I had the pleasure of travelling to Norfolk Island at the invitation of Great Southern Film and Television, to film part of an episode of the second series of Coast Australia, hosted by Neil Oliver. The first series was a huge hit in both Australia and on BBC Two, and it was a genuine delight to be invited to talk about Norfolk Island’s convict past, the focus of much of my research.

My PhD (and on-going) research sought to fully explore the Norfolk Island penal settlement, by examining primary sources which have not hitherto been used in detail, including official records, correspondence, and convict narratives. At the heart of this work is a database of 6,458 male convicts detained at Norfolk Island, containing information about their lives before, during, and after their time at Norfolk Island. The research has undermined many of the enduring myths about the Island. For instance, it was long been assumed that convicts sent there were almost all ‘capital respites’, that is, convicts who committed further awful capital offences in the Australian colonies, and who were only spared the noose on condition of being sent to Norfolk Island for life. In fact, over half were either sent directly to Norfolk Island from England and elsewhere, or without receiving any conviction in colonial higher courts. Two-thirds were detained at Norfolk Island for non-violent property offences, and so the men were not the violent, unrestrained criminal of legend.
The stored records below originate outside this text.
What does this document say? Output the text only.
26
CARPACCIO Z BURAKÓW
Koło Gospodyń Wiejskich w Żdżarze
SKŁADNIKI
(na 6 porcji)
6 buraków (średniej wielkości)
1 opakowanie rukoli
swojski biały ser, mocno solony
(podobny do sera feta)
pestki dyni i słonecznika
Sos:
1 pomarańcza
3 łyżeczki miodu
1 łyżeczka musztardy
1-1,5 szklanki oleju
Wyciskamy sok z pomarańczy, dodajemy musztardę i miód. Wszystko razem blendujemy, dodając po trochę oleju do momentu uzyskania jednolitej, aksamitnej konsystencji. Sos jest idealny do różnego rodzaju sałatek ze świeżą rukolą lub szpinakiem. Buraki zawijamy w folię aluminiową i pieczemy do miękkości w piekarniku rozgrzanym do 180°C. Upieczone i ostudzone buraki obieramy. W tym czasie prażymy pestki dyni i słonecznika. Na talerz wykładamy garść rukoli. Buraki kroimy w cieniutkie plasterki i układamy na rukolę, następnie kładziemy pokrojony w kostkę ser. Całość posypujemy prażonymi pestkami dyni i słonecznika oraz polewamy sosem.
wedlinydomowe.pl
One of the very few Norfolk Island convicts to leave any account of enduring this vicious, invasive punishment was the Irishman, Laurence Frayne. Even if he were ‘made emperor of all the universe’, he wrote, ‘no heart can conceive or can write, or tongue can tell the poignant grief & anguish of the sort I have suffered both mental and otherwise’.
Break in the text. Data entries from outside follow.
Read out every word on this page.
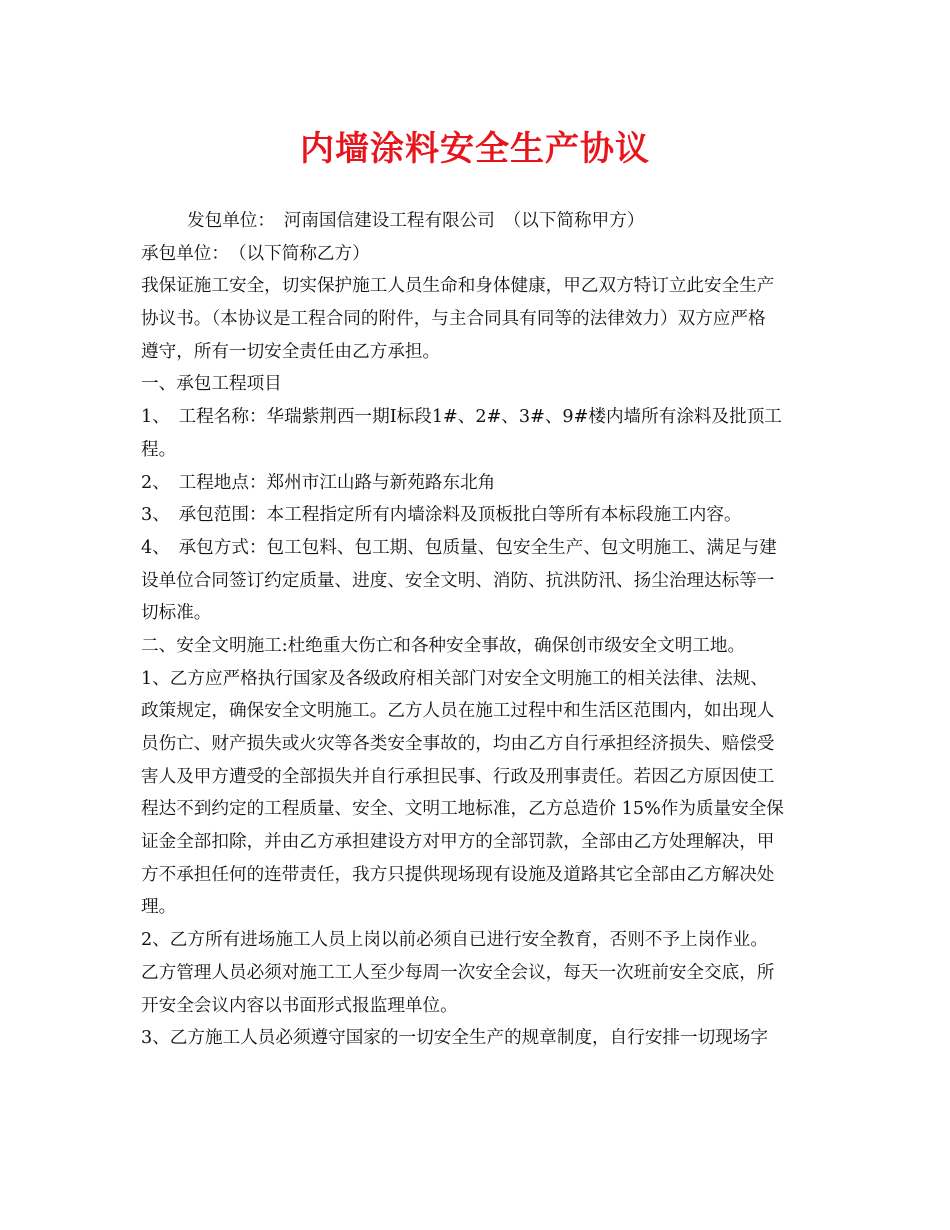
内墙涂料安全生产协议
发包单位：　河南国信建设工程有限公司　（以下简称甲方）
承包单位：　（以下简称乙方）
我保证施工安全，切实保护施工人员生命和身体健康，甲乙双方特订立此安全生产
协议书。（本协议是工程合同的附件，与主合同具有同等的法律效力）双方应严格
遵守，所有一切安全责任由乙方承担。
一、承包工程项目
1、　工程名称：华瑞紫荆西一期Ⅰ标段1#、2#、3#、9#楼内墙所有涂料及批顶工
程。
2、　工程地点：郑州市江山路与新苑路东北角
3、　承包范围：本工程指定所有内墙涂料及顶板批白等所有本标段施工内容。
4、　承包方式：包工包料、包工期、包质量、包安全生产、包文明施工、满足与建
设单位合同签订约定质量、进度、安全文明、消防、抗洪防汛、扬尘治理达标等一
切标准。
二、安全文明施工:杜绝重大伤亡和各种安全事故，确保创市级安全文明工地。
1、乙方应严格执行国家及各级政府相关部门对安全文明施工的相关法律、法规、
政策规定，确保安全文明施工。乙方人员在施工过程中和生活区范围内，如出现人
员伤亡、财产损失或火灾等各类安全事故的，均由乙方自行承担经济损失、赔偿受
害人及甲方遭受的全部损失并自行承担民事、行政及刑事责任。若因乙方原因使工
程达不到约定的工程质量、安全、文明工地标准，乙方总造价 15%作为质量安全保
证金全部扣除，并由乙方承担建设方对甲方的全部罚款，全部由乙方处理解决，甲
方不承担任何的连带责任，我方只提供现场现有设施及道路其它全部由乙方解决处
理。
2、乙方所有进场施工人员上岗以前必须自已进行安全教育，否则不予上岗作业。
乙方管理人员必须对施工工人至少每周一次安全会议，每天一次班前安全交底，所
开安全会议内容以书面形式报监理单位。
3、乙方施工人员必须遵守国家的一切安全生产的规章制度，自行安排一切现场字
Frayne is one of the subjects of this section of the Coast Australia episode. He left behind one of the most remarkable narratives written by a convict, which is now held at the Mitchell Library in Sydney. Frayne’s narrative is both an unapologetic litany of his sufferings – and suffer he certainly did, enduring a staggering 1,125 lashes between July 1832 and November 1832—as well as an eloquent and thoughtful treatise on the just and reformatory management of convicts.
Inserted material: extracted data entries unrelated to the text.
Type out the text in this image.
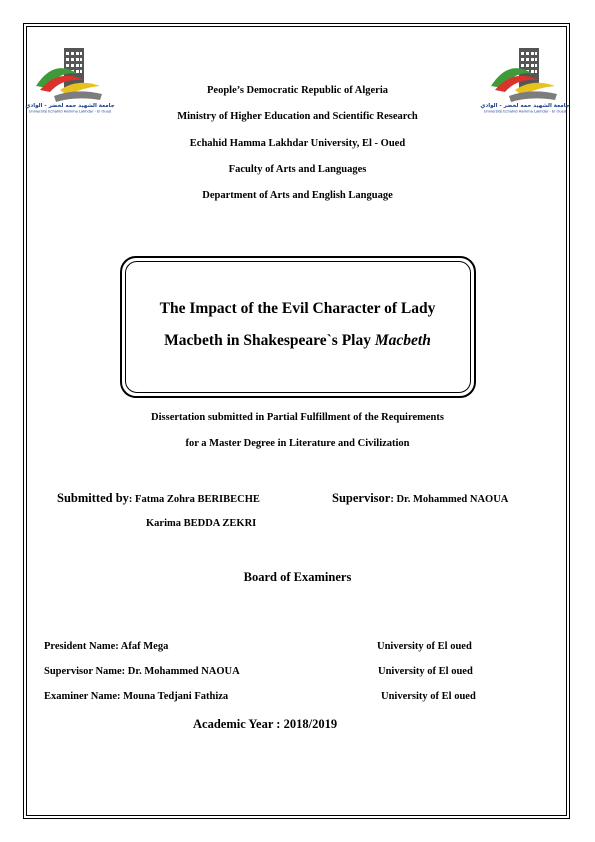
جامعة الشهيد حمه لخضر - الوادي
Université Echahid Hamma Lakhdar - El Oued
جامعة الشهيد حمه لخضر - الوادي
Université Echahid Hamma Lakhdar - El Oued
People’s Democratic Republic of Algeria
Ministry of Higher Education and Scientific Research
Echahid Hamma Lakhdar University, El - Oued
Faculty of Arts and Languages
Department of Arts and English Language
The Impact of the Evil Character of Lady
Macbeth in Shakespeare`s Play Macbeth
Dissertation submitted in Partial Fulfillment of the Requirements
for a Master Degree in Literature and Civilization
Submitted by: Fatma Zohra BERIBECHE
Karima BEDDA ZEKRI
Supervisor: Dr. Mohammed NAOUA
Board of Examiners
President Name: Afaf Mega	University of El oued
Supervisor Name: Dr. Mohammed NAOUA	University of El oued
Examiner Name: Mouna Tedjani Fathiza	University of El oued
Academic Year : 2018/2019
I was honoured to have travelled to Norfolk Island with Frayne’s third great grandniece, Sharn White, who was also taking part in the programme and has researched her ancestor’s life in great detail. During the course of our trip, I was also able to show Sharn that her third great-grandfather, Michael Frayne-Laurence’s younger brother – also spent time at Norfolk Island.

Frayne was given the opportunity to write about his life by Alexander Maconochie, the other subject of this part of the episode. Maconochie was Superintendent of Norfolk Island between 1840 and 1844, during which time he instituted a series of reforms which came to be known as the ‘Mark System’. He intended that convicts should have an interest in their labour, so that through completing their work and behaving well, they could shorten their detention: ‘men will do for liberty what they will not do for lashes’, Maconochie wrote in 1851. For all the faults of both Maconochie and his system, he offered the prisoners hope, as Frayne so tellingly described in comparing Maconochie’s ‘Godlike System’ with the physical coercion prevalent in the earlier years.